Er fuhr etwas zusammen, als er mich sah.
»Kommen Sie einen Augenblick herein«, sagte ich, »ich möchte mit Ihnen sprechen.« Und ich führte ihn ins Eßzimmer.
»Sie sind doch sicher ein patenter Bursche«, sagte ich, »und ich möchte Sie bitten, mir einen Gefallen zu tun. Leihen Sie mir Ihre Mütze und Ihren Kittel auf zehn Minuten, und hier ist ein Goldstück dafür.«
Beim Anblick des Goldes machte er große Augen und grinste übers ganze Gesicht. »Was ist denn los?« fragte er.
»Eine Wette«, sagte ich. »Zum Erklären habe ich keine Zeit, aber wenn ich gewinnen will, muß ich die nächsten zehn Minuten ein Milchmann sein. Sie brauchen nur hierzubleiben, bis ich wiederkomme. Sie sind dann ein bißchen spät dran, aber niemand wird sich beschweren, und das Goldstück gehört Ihnen.«
»Klar«, sagte er munter. »Ich werde Ihnen doch nicht den Spaß verderben, Herr Baron. Hier sind die Klamotten.«
Ich setzte seine blaue Mütze auf und zog den weißen Kittel an, nahm die Kannen auf, schlug meine Tür zu und ging pfeifend die Treppe hinunter. Der Portier unten befahl mir, das Maul zu halten - die Verkleidung schien ausreichend zu sein.
Zuerst schien niemand auf der Straße zu sein. Dann sah ich hundert Meter entfernt einen Polizisten, und auf der anderen Seite schlurfte ein Pennbruder vorbei. Irgend etwas veranlaßte mich, nach dem Haus gegenüber zu blicken, und richtig, an einem Fenster des ersten Stocks erschien ein Gesicht. Der Pennbruder sah im Vorbeigehen hinauf, und es kam mir vor, als werde ein Signal ausgetauscht.
Ich kreuzte die Straße, fröhlich pfeifend und den munter schwingenden Gang des Milchmanns nachahmend. Dann bog ich in die erste Seitenstraße ein und dann wieder links in einen Weg, der an einem leeren Grundstück vorbeiführte. Auf diesem Weg war niemand in Sicht, und ich ließ die Kannen hinter den Bauzaun fallen und warf Mütze und Kittel hinterher. Gerade hatte ich meine eigene Mütze aufgesetzt, als ein Briefträger um die Ecke kam. Ich bot ihm einen guten Morgen, und er antwortete mir, ohne Verdacht zu schöpfen. In diesem Augenblick schlug eine nahe Kirchenuhr sieben.

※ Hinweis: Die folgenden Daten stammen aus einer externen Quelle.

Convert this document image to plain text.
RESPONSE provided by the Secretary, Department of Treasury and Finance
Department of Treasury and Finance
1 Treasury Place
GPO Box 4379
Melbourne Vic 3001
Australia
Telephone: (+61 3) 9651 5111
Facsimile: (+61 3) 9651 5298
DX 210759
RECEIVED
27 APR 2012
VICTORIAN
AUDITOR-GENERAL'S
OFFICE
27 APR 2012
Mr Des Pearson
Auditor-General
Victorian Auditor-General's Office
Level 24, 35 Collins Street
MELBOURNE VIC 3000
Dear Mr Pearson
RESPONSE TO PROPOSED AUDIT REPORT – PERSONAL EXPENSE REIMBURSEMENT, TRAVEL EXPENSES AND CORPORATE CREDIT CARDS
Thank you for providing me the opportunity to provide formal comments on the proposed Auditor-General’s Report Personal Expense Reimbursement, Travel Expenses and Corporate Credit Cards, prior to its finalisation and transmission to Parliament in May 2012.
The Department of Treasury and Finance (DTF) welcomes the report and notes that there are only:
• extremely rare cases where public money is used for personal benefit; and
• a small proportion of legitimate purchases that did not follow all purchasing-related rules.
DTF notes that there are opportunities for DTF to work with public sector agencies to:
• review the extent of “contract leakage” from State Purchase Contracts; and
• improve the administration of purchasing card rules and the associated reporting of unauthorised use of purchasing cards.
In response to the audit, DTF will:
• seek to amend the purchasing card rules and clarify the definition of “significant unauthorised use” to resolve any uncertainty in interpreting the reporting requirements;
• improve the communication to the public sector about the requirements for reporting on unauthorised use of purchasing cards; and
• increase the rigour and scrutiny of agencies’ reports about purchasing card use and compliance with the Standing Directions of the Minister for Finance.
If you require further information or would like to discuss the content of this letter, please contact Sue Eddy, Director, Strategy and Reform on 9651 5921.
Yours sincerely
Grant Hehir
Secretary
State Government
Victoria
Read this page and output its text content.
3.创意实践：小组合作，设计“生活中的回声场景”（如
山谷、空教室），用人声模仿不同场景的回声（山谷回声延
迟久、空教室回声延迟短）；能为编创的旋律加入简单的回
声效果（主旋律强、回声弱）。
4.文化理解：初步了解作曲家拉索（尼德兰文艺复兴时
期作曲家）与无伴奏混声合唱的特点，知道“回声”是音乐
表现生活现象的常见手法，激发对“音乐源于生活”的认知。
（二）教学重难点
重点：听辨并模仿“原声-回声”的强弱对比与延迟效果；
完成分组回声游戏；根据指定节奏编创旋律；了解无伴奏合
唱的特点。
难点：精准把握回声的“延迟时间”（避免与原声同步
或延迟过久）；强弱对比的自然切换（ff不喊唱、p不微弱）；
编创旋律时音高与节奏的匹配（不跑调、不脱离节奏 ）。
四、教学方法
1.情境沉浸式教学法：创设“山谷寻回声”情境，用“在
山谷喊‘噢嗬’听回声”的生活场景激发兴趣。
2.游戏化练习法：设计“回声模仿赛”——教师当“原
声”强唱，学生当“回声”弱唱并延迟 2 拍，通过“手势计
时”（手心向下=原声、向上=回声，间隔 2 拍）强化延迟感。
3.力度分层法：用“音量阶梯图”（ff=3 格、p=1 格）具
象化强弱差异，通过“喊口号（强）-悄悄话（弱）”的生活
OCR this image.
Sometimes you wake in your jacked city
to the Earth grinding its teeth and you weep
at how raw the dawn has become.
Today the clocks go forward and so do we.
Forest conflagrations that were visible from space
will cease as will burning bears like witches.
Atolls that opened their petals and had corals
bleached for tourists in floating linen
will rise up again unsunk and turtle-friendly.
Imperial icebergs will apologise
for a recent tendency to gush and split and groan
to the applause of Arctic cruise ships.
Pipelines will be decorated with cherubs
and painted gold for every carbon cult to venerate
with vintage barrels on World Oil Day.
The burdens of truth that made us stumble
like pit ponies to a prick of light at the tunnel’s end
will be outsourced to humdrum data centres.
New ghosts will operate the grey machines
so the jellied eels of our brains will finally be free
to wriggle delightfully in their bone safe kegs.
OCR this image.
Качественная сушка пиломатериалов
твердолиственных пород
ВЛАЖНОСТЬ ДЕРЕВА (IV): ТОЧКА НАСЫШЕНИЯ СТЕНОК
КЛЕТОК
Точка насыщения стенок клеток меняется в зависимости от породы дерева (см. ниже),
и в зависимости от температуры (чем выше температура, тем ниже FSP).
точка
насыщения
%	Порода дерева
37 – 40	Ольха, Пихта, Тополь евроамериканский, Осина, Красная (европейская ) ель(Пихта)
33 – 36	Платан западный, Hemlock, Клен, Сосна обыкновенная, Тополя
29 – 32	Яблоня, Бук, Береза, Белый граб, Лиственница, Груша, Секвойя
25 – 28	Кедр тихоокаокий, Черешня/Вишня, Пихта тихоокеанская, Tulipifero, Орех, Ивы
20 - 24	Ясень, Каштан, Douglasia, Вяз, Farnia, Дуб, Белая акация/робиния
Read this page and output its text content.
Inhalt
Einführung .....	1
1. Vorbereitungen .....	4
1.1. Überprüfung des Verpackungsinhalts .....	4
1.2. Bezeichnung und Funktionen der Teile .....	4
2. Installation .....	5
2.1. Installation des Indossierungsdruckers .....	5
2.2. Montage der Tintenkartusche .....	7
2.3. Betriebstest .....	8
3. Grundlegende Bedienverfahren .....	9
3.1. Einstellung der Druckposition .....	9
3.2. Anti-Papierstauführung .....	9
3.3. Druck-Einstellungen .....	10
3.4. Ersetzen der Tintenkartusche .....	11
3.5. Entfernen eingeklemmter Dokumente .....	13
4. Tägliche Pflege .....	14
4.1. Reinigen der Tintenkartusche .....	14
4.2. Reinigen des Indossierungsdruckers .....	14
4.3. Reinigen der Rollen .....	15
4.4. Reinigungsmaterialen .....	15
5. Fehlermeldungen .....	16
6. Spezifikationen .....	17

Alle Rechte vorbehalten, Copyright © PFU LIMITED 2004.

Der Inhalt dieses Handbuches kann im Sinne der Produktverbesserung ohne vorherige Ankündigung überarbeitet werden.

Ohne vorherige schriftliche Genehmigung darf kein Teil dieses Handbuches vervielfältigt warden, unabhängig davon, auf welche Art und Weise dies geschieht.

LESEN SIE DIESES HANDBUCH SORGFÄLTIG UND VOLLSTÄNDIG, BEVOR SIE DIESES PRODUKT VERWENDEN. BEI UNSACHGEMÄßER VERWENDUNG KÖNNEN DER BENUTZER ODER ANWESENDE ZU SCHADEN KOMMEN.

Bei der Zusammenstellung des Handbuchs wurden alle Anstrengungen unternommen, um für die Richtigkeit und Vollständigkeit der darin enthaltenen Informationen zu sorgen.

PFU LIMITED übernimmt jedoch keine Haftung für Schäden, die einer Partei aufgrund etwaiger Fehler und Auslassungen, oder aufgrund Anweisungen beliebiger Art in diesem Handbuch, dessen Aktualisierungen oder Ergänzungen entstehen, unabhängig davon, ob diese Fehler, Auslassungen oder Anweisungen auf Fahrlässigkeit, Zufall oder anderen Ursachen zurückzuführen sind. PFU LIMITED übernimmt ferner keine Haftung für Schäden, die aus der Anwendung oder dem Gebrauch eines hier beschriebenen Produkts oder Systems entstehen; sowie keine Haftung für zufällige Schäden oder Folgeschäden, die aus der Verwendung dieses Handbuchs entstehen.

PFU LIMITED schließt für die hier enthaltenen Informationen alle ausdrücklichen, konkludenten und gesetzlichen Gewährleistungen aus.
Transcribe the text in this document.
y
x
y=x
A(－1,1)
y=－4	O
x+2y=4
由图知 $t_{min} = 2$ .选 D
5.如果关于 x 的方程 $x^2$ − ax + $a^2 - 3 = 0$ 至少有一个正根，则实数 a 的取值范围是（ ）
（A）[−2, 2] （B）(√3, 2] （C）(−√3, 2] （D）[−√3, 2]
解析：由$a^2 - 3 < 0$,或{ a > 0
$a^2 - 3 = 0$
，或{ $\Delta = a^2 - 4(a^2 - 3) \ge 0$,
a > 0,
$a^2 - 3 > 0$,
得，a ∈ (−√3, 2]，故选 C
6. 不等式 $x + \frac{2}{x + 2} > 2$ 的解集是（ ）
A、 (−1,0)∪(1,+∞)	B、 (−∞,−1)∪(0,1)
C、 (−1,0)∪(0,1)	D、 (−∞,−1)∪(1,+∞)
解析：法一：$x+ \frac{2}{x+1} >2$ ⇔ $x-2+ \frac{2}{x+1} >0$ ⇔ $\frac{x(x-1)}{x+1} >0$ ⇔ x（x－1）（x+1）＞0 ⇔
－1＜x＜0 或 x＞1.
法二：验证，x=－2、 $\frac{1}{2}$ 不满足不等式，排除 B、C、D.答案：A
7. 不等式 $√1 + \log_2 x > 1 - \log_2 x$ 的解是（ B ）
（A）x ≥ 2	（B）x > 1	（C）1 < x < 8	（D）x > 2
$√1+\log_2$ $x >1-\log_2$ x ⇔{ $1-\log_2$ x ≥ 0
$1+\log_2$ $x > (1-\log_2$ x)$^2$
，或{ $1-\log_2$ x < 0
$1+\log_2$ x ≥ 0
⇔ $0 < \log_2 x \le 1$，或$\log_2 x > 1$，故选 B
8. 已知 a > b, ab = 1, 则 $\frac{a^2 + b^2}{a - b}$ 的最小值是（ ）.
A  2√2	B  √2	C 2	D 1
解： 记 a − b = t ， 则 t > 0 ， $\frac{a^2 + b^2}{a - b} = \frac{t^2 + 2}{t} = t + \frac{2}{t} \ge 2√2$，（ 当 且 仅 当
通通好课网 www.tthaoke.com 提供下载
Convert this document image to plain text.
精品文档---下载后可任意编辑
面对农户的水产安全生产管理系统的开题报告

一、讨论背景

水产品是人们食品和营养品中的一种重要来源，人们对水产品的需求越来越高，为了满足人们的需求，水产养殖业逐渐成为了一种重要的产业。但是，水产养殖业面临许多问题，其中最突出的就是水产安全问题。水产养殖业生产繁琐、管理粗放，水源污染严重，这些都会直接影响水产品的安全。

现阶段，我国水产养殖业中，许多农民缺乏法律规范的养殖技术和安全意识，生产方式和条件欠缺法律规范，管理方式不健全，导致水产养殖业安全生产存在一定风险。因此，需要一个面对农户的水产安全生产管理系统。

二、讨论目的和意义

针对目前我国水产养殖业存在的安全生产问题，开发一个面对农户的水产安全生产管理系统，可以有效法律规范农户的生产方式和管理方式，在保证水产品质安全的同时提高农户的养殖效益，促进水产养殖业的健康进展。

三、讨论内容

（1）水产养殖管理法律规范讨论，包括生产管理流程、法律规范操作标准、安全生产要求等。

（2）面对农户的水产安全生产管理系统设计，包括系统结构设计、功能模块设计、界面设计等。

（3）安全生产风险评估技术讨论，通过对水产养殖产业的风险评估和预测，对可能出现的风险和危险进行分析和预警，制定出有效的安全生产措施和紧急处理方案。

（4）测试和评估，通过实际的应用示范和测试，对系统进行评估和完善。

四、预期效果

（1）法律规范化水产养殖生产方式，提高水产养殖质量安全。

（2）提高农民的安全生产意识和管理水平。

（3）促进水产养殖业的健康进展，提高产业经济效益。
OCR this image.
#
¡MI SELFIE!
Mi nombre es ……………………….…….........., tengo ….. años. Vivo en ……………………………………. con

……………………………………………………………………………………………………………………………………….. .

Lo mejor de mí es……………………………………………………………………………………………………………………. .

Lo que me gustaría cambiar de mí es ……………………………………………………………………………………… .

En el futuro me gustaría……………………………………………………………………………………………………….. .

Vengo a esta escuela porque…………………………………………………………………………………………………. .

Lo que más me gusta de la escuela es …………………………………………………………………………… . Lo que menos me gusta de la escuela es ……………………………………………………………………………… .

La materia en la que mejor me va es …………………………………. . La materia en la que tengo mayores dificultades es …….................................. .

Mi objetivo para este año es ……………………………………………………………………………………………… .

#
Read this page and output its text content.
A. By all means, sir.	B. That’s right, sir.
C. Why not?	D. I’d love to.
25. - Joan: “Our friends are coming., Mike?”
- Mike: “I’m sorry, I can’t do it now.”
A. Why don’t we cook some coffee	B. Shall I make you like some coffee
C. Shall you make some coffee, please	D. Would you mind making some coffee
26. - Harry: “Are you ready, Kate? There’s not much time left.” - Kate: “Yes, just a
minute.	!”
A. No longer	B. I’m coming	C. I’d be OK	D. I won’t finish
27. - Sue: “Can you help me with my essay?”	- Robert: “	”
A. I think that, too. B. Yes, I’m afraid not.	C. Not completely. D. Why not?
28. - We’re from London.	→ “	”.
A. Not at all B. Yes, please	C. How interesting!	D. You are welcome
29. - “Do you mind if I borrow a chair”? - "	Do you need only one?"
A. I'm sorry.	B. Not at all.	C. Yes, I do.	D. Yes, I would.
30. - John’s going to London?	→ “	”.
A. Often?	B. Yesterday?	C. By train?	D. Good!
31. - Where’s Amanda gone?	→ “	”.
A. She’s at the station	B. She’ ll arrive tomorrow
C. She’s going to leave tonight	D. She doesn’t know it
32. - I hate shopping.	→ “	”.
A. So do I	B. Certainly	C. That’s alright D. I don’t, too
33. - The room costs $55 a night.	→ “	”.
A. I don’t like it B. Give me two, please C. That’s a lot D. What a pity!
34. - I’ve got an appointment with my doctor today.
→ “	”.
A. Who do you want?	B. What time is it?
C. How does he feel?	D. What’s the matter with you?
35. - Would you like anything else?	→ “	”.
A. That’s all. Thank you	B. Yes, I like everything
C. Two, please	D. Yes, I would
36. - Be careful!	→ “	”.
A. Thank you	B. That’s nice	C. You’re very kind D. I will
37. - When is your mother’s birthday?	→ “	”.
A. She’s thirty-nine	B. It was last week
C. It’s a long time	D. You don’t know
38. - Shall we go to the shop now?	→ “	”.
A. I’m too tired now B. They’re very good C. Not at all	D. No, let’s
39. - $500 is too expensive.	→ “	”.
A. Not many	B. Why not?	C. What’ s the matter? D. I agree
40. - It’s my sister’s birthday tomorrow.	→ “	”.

Es war keine Sekunde zu verlieren. Sobald ich die Euston Road erreicht hatte, fing ich an zu rennen. Die Uhr am Euston-Bahnhof zeigte fünf nach sieben. Am St. Pankraz-Bahnhof hatte ich keine Zeit, eine Fahrkarte zu lösen, ich wußte ja auch noch gar nicht, wohin ich fahren wollte. Ein Gepäckträger zeigte mir den Bahnsteig, und als ich hinkam, sah ich den Zug gerade abfahren. Zwei Bahnbeamte verstellten mir den Weg, aber ich rannte um sie herum und kletterte in den letzten Wagen.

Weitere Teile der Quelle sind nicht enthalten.